Tuesday, May 12, 2015

Obamacare's 'Cadillac Tax' Will Soon Hit Many Cities and States

Robert Pozan reports:
Earlier this year, the US Supreme Court unanimously decided that a collective bargaining agreement should not be construed to provide workers with free healthcare benefits for life -- unless that agreement explicitly required the employer to pay all healthcare premiums for the lifetime of its employees. Instead, the Supreme Court declared, the healthcare benefits included in a collective bargaining agreement presumptively end when that agreement expires. As a result, local governments will have the opportunity to renegotiate their healthcare benefits with the public unions as their collective bargaining agreements end.

In these negotiations over the next few years, local governments should be very concerned about running afoul of the "Cadillac" tax. In 2014, government healthcare plans were 17.5 percent higher cost than the average citizen's plan, and their employee contributions were 45 percent less than the average plan, according to a survey of nearly 10,000 employers by United Benefit Advisors.

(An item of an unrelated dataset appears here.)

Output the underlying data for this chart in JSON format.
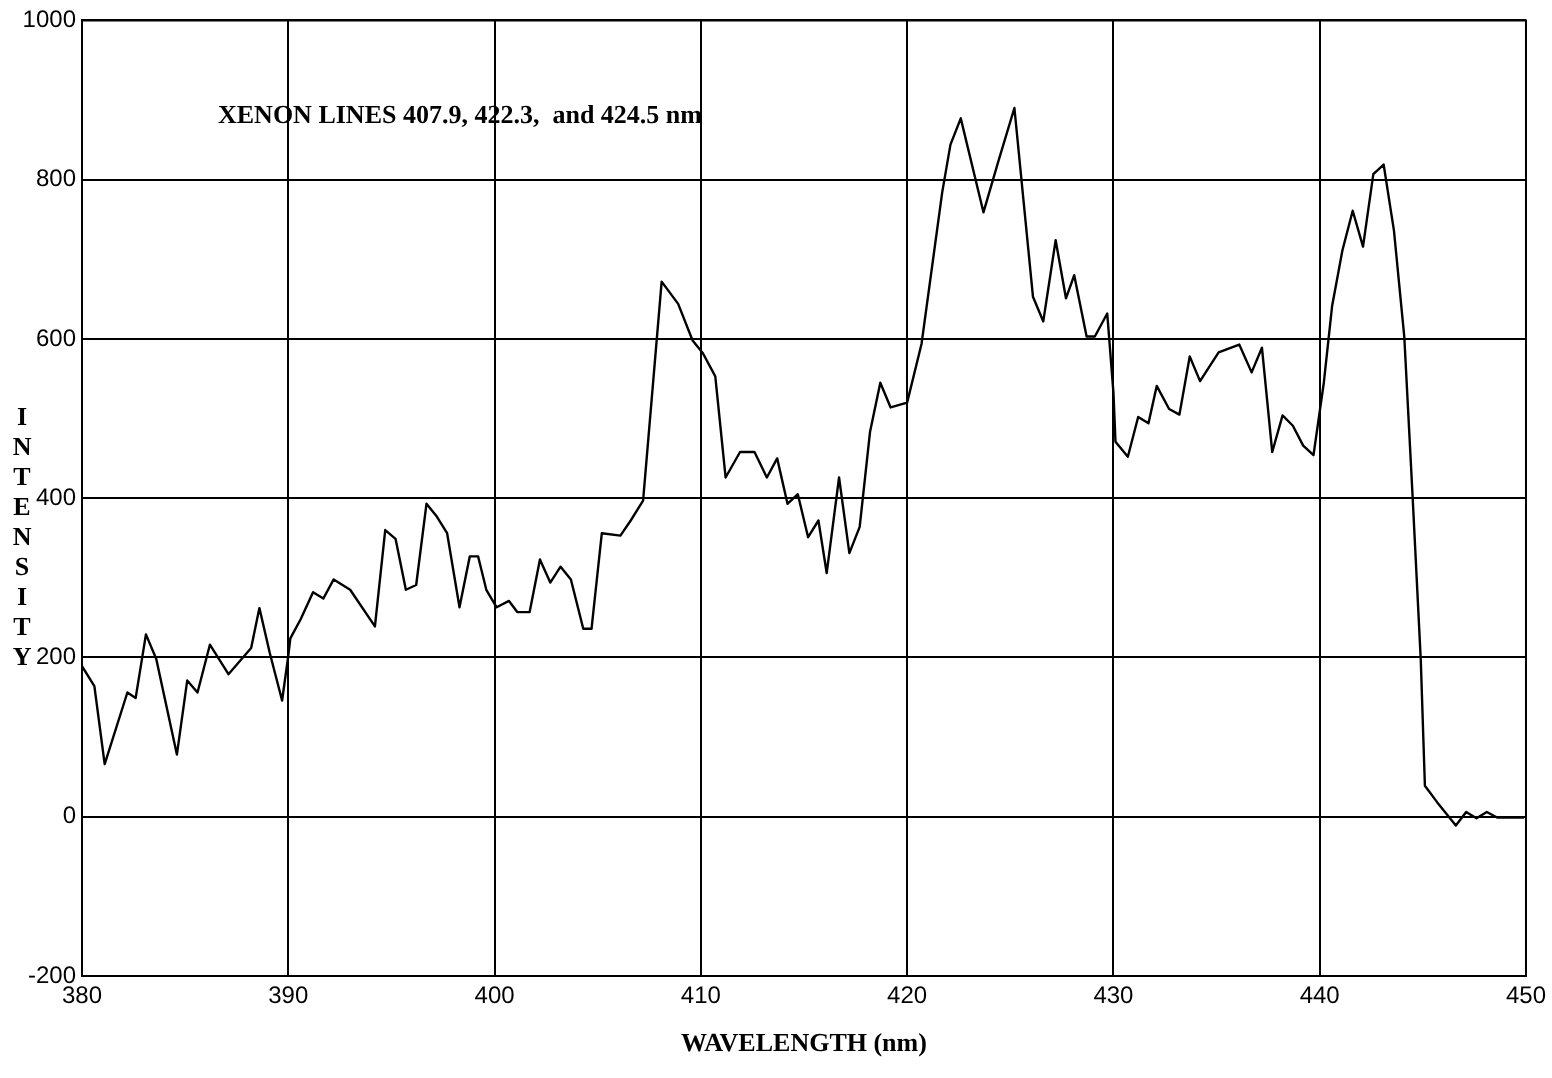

If these patterns continue, many state and city healthcare plans will run up against the "Cadillac" tax in 2018 - a 40 percent tax on the amount of total healthcare premiums (from employers and employees) exceeding $10,200 per year for individuals or $27,500 per year for families. In a 2013 letter, the deputy mayor for operations in New York City estimated that the Cadillac tax would cost the City $22 million in 2018, rising to $549 million in 2022. Similarly, the Association of Washington Cities, which offers a pooled plan to municipalities in Washington State, estimated that the "Cadillac" tax could increase local taxes by $76 million over the decade starting in 2018.
We can assure you, if ObamaCare isn't dismantled: some government workers who voted for Obama might become "less" happy with their health care plans.